Updating featured topics in categories
        9 / 9 (100.0%)  [1562 items/min]  ]  
Resetting topic counters


Done (00h 00min 09sec)
  • Got the same result as above, which you can see here.
1 Like

Could it be because Email::Receiver is not called in the same way by the importer ?

Email::Receiver.new(row[‘raw_message’])

instead of

receiver = Email::Receiver.new(raw_email, convert_plaintext: true, skip_trimming: false);

Or the difference is in how the message is extracted from the mbox file: this is where the code path is different. The above raw_email = File.read("/tmp/windows.mbox") is different from splitting the file with regexps and maybe that’s where things go wrong.

And indeed, adding File.open('/tmp/message.txt', 'w') { |file| file.write(receiver.raw_email) } after this line produces the following file, which is different from the original file.

message.txt (3.7 KB)

When running from the rails console, receiver.raw_email is also different from the original file: it is correctly encoded as UTF-8.

Any idea where this incorrect modification happens ?

You may need to add a call to .force_encoding after reading the file to tell Ruby what encoding the email file has.

1 Like

Sorry if this is a newbie question but I’m not familiar with the code base :slight_smile: Do you have a suggestion as to where such a change would be beneficial ?

After narrowing down where the undesirable transformation happens, it seems to be here:

https://github.com/discourse/discourse/blob/master/script/import_scripts/mbox/support/indexer.rb#L163-L165

line.scrub is responsible for transforming the content into something that’s different from the original. If removed, the regexp fails with:

...
         1: from /var/www/discourse/script/import_scripts/mbox/support/indexer.rb:174:in `block in each_mail'                                                                         
/var/www/discourse/script/import_scripts/mbox/support/indexer.rb:174:in `=~': invalid byte sequence in UTF-8 (ArgumentError)

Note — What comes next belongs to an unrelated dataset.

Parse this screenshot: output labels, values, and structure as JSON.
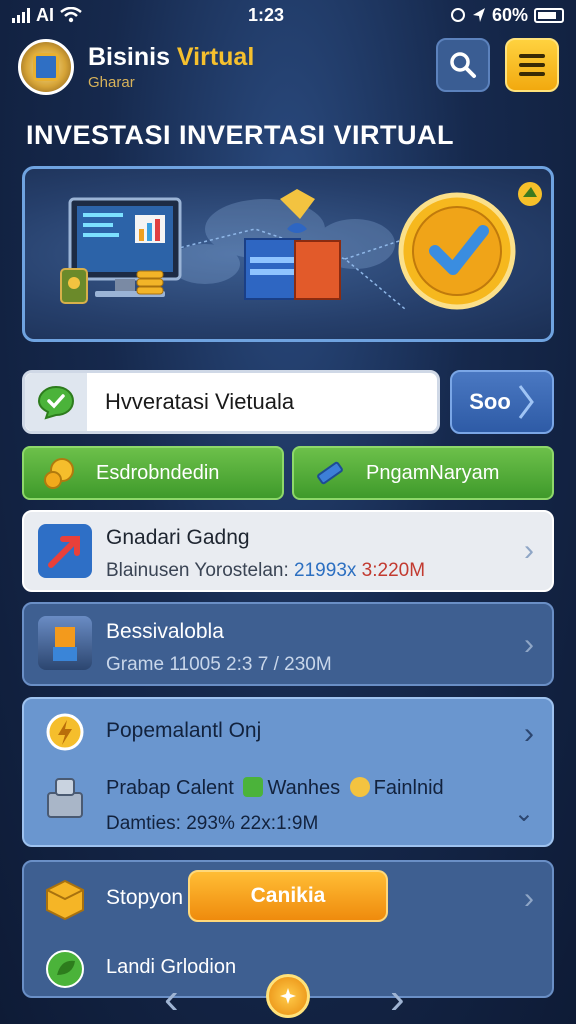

Because it is not UTF-8, indeed :slight_smile:

Any idea how this should be resolved ? Maybe a first pass on the mail headers only looking for the charset ? There seems to be a :chicken: and :egg: problem here.

1 Like

https://github.com/discourse/discourse/blob/master/script/import_scripts/mbox/support/indexer.rb#L163-L165

Replacing:


    line = line.scrub

    if line =~ @split_regex

with

    if line.scrub =~ @split_regex

seems to be working:

but I’m not sure if this is the right way to fix this.

3 Likes

Looks like a perfect way of fixing the problem.

3 Likes

This topic was automatically closed 30 days after the last reply. New replies are no longer allowed.